Encore une fois, j’insiste, tout est vrai, je n’invente rien, mon mari en est le témoin aussi atterré que scrupuleux.

Ce qui me frappe dans ces échanges, c’est de constater à quelle vitesse et avec quelle facilité il est possible de basculer d’une position très engagée et pleine de bonnes intentions humanistes et citoyennes sur les grandes valeurs d’ouverture de l’Occident à une position effroyablement autoritaire voire inhumaine envers tout ce qui contrarie certaines idées dominantes. C’est de voir à quel point tout ceci semble parfaitement naturel, parfaitement justifié et parfaitement souhaitable.

Prenez Aymeric Caron. Il n’est jamais le dernier à dénoncer et débusquer le fascisme partout où il se trouve au nom de la liberté et de la démocratie. On le suivrait volontiers s’il n’était évident qu’il est une liberté qui lui répugne particulièrement, celle des idées et des opinions. Ce n’est pas tant le niveau culturel et éducatif des votants qui le préoccupe – niveau dont on pensait d’ailleurs qu’il relevait au départ de notre fabuleuse Éducation nationale et de ses brillants diplômes largement répandus dans la société. C’est plutôt le désir impérieux de voir tout le monde se rallier à ses idées qui motive ses curieuses envies de sélection.

Comme l’écrivait Blaise Pascal dans ses Pensées, il se trouve hélas trop souvent, pour notre malheur, que qui veut faire l’ange, c’est-à-dire qui oublie sa condition d’homme limité et imparfait et se prend tout simplement pour un Dieu, fait en réalité la bête.

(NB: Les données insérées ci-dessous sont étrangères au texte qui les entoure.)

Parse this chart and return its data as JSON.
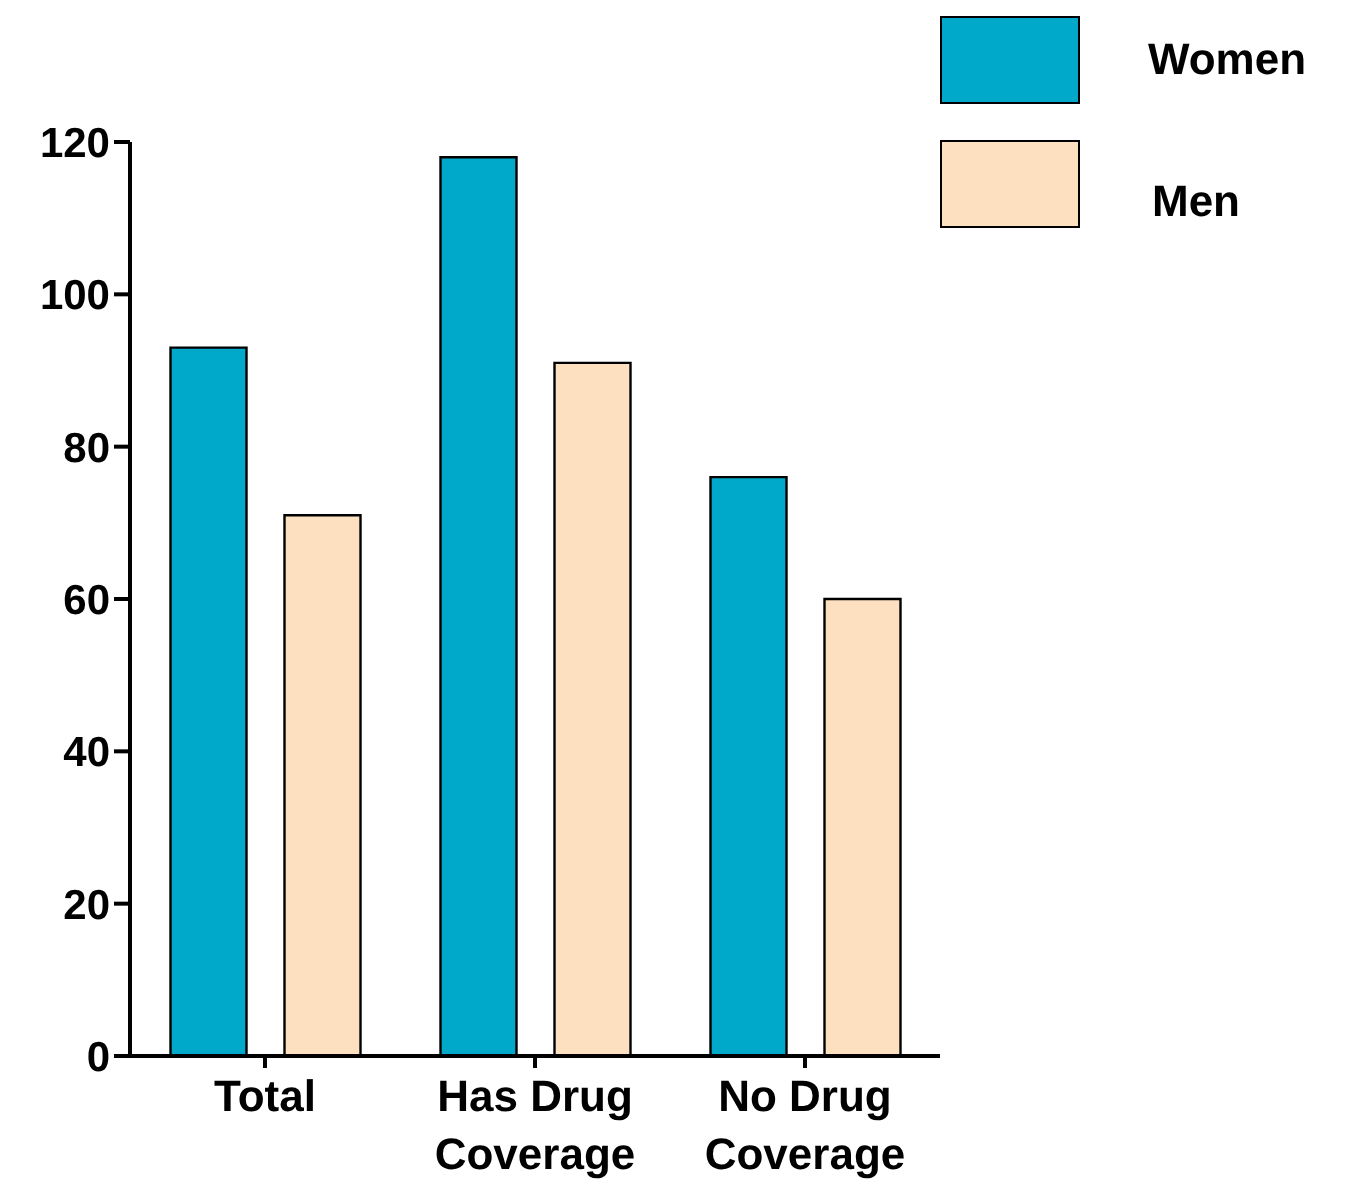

Mais l’astuce, la parade irréfragable, c’est d’avancer au nom de ses bonnes intentions humanistes, ce que Pascal lui-même, dans sa VIIème Provinciale, avait dénoncé dans le concept jésuite de « direction d’intention ». Tout repose sur la « pureté de l’intention », une intention adéquatement travaillée et modelée pour faire ressortir l’intrinsèque bonté de qui l’abrite en son cœur et une intention qui seule doit entrer en ligne de compte au moment d’évaluer l’action, y compris dans tout ce qu’elle pourrait avoir de mauvais, de raté ou de dommageable à autrui.

Comme je le disais au début de cet article, déprimant.